Chlordécone : dépistage gratuit pour les Antillais

Paris, le vendredi 20 décembre 2019 – L’Assemblée Nationale a voté ce mardi un amendement au projet de loi de finances qui garantit aux Guadeloupéens et aux Martiniquais un dosage gratuit du taux de chlordécone, un insecticide utilisé massivement dans les îles entre 1972 et 1993.

25 ans après la fin de l’utilisation du chlordécone, un insecticide pulvérisé dans les bananeraies antillaises entre 1972 et 1993, les habitants de Guadeloupe et de Martinique continuent de subir les conséquences de cette catastrophe sanitaire. Selon Santé Publique France, 95 % des Guadeloupéens et 92% des Martiniquais seraient aujourd’hui contaminés par le produit. Au vu de ces données alarmantes, les députés ont adopté ce mardi un amendement au projet de loi de finances 2020 pour financer le dosage gratuit du taux de chlordécone pour tous les Antillais. Actuellement, ce dépistage coute entre 80 et 140 euros.

La mise en place de ce dépistage se fera en concordance avec une campagne de sensibilisation dans les Antilles, afin qu’un maximum de personnes se fasse tester. L’amendement a été porté par deux députés de la Guadeloupe, Olivier Serva (LREM) et Justine Bénin (Modem). Le Sénat avait déjà adopté un amendement similaire il y a quelques semaines.

Perturbateur endocrinien et cancérogène

Classé comme cancérogène possible par l’OMS depuis 1979, le chlordécone est considéré comme un perturbateur endocrinien neurotoxique et reprotoxique qui peut notamment augmenter le risque de prématurité et altérer le développement cognitif de l’enfant. Selon certains chercheurs, il serait également responsable d’une augmentation du risque de cancer de la prostate. Avec 227 nouveaux cas pour 100 000 habitants par an, la Martinique détient le « record du monde » du cancer de la prostate.
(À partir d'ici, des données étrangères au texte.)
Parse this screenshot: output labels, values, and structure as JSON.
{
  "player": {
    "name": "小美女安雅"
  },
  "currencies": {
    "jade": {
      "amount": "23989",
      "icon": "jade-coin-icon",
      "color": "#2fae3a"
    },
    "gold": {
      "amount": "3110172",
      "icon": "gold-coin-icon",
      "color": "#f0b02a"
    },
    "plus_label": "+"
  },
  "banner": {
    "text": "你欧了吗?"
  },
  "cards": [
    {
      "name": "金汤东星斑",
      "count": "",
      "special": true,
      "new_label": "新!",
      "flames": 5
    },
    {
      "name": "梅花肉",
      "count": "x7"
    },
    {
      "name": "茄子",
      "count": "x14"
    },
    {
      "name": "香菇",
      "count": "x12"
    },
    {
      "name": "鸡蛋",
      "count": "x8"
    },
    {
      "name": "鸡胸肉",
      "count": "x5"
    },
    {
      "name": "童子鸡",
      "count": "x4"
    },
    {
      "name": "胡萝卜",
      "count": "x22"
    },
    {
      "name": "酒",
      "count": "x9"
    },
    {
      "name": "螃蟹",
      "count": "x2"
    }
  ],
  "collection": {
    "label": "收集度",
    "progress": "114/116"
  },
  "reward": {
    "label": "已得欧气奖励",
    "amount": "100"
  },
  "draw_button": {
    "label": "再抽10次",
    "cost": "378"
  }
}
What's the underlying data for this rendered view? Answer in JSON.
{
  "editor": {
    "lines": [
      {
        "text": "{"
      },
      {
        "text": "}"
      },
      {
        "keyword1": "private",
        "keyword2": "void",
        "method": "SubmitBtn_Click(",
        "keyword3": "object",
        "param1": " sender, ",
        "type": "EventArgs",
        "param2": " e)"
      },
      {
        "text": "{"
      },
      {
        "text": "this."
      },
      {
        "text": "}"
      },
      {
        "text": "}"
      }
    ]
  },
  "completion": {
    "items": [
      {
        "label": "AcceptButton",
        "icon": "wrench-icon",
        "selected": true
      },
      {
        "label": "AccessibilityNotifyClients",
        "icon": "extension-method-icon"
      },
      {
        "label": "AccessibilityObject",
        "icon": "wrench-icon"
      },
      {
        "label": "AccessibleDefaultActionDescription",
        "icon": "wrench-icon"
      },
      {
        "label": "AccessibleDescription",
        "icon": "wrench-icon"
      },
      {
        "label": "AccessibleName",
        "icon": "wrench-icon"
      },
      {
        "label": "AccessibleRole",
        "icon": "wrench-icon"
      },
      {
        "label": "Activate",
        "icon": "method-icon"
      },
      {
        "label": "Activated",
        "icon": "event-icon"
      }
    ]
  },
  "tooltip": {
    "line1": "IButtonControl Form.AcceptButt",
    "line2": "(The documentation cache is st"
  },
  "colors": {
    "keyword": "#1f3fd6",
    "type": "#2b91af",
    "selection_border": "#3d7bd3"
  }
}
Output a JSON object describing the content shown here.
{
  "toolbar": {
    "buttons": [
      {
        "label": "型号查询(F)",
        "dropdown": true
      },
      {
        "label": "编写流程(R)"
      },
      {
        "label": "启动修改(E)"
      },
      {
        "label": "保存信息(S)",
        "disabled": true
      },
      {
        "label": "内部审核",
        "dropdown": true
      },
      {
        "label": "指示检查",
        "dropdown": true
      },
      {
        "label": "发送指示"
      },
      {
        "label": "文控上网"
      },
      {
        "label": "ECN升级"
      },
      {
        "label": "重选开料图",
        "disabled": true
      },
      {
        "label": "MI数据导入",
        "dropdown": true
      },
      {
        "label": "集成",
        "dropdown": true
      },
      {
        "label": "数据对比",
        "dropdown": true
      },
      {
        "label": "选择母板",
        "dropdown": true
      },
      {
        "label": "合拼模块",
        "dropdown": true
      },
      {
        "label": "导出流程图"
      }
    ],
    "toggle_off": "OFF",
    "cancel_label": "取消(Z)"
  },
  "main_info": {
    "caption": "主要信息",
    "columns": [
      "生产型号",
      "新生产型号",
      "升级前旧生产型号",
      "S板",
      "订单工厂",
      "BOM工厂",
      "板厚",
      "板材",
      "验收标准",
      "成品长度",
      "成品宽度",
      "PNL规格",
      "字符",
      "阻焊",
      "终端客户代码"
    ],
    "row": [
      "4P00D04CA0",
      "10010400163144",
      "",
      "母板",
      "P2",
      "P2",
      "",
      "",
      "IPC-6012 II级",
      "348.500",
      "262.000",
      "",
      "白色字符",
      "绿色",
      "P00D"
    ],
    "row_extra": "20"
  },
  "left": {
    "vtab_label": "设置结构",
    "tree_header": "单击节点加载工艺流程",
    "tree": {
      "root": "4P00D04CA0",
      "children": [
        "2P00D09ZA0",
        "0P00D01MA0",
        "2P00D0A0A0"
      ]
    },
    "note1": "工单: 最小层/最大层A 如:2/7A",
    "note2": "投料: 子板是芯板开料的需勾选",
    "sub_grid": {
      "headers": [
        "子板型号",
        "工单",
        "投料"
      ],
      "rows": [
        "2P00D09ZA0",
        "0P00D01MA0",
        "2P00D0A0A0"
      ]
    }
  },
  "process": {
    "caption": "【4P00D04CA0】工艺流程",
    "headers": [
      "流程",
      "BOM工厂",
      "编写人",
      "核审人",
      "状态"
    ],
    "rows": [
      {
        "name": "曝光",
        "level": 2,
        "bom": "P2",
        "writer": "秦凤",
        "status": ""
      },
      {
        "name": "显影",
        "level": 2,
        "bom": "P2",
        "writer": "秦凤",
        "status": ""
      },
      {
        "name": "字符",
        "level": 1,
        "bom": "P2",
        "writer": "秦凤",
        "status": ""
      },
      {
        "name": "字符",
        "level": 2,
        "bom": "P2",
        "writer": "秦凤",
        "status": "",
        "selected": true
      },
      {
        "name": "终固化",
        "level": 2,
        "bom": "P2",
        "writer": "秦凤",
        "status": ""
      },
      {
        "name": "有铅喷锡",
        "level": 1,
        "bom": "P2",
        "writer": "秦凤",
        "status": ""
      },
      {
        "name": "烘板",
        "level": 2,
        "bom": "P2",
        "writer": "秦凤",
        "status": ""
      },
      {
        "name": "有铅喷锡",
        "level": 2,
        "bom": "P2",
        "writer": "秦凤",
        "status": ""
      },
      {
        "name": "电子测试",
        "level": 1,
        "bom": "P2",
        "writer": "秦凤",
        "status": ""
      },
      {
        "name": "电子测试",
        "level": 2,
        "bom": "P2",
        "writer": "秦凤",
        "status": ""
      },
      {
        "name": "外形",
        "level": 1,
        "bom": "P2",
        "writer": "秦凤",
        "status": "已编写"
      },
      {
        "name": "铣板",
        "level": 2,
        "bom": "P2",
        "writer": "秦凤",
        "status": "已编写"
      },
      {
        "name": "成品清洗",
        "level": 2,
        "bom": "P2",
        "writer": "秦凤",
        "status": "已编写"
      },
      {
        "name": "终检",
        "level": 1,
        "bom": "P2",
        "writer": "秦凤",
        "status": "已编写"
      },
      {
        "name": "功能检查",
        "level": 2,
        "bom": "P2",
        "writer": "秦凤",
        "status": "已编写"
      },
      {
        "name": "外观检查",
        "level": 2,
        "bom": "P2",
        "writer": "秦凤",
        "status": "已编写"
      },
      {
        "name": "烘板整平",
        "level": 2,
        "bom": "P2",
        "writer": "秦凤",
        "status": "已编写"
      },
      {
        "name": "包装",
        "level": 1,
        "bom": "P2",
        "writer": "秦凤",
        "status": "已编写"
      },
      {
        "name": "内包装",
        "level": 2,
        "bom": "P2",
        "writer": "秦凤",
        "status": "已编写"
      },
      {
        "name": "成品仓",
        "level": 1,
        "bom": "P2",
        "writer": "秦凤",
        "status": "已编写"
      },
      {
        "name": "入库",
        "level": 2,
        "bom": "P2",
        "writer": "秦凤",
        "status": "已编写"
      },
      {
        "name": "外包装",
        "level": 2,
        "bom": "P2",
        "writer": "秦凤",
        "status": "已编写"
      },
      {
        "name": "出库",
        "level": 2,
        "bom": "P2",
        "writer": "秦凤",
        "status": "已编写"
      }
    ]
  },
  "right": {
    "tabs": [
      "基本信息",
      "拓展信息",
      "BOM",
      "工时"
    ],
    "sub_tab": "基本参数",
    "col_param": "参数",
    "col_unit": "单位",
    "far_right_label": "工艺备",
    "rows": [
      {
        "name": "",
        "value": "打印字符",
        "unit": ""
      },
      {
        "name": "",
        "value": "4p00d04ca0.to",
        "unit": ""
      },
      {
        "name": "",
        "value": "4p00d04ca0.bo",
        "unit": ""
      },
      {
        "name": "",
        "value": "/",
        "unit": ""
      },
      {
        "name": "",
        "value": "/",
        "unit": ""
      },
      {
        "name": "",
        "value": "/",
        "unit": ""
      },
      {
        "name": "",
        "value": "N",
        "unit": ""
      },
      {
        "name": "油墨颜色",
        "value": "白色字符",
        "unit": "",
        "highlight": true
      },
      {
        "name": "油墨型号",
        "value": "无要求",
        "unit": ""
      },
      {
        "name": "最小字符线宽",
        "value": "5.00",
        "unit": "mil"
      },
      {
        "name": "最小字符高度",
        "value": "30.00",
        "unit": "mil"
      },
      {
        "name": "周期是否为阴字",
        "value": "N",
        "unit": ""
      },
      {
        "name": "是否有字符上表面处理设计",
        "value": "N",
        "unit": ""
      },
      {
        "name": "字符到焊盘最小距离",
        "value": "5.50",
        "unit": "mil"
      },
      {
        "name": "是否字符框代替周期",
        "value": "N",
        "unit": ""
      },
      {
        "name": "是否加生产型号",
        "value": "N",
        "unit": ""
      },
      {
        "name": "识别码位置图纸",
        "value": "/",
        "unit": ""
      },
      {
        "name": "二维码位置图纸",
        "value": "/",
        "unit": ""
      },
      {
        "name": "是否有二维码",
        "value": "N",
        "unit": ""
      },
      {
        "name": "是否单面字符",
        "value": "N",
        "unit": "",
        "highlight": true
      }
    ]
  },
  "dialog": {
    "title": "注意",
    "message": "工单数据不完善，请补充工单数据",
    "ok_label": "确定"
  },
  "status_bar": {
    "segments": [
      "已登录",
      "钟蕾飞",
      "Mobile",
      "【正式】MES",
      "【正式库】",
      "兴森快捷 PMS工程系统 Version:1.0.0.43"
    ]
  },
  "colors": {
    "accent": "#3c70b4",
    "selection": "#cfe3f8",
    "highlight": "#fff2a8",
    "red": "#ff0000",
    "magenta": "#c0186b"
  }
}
Catastrophe sanitaire, l’utilisation du chlordécone est également une catastrophe environnementale et économique. Les eaux, les terres, les légumes et la viande sont contaminés, conduisant à l’interdiction de cultiver certains produits et à la fermeture de zones de pêche. Les sols pourraient être contaminés pendant encore 700 ans selon les experts.

Victime du colonialisme ?

Le 26 novembre dernier, la commission d’enquête parlementaire sur l’utilisation du chlordécone avait conclu que l’État était le principal responsable de cette catastrophe sanitaire. Alors que la toxicité du produit était déjà connue (il a été interdit aux États-Unis dès 1976 !), les autorités ont autorisé son utilisation jusqu’en 1990 en France et même jusqu’en 1993 aux Antilles grâce à des dérogations obtenus par les industriels de la banane.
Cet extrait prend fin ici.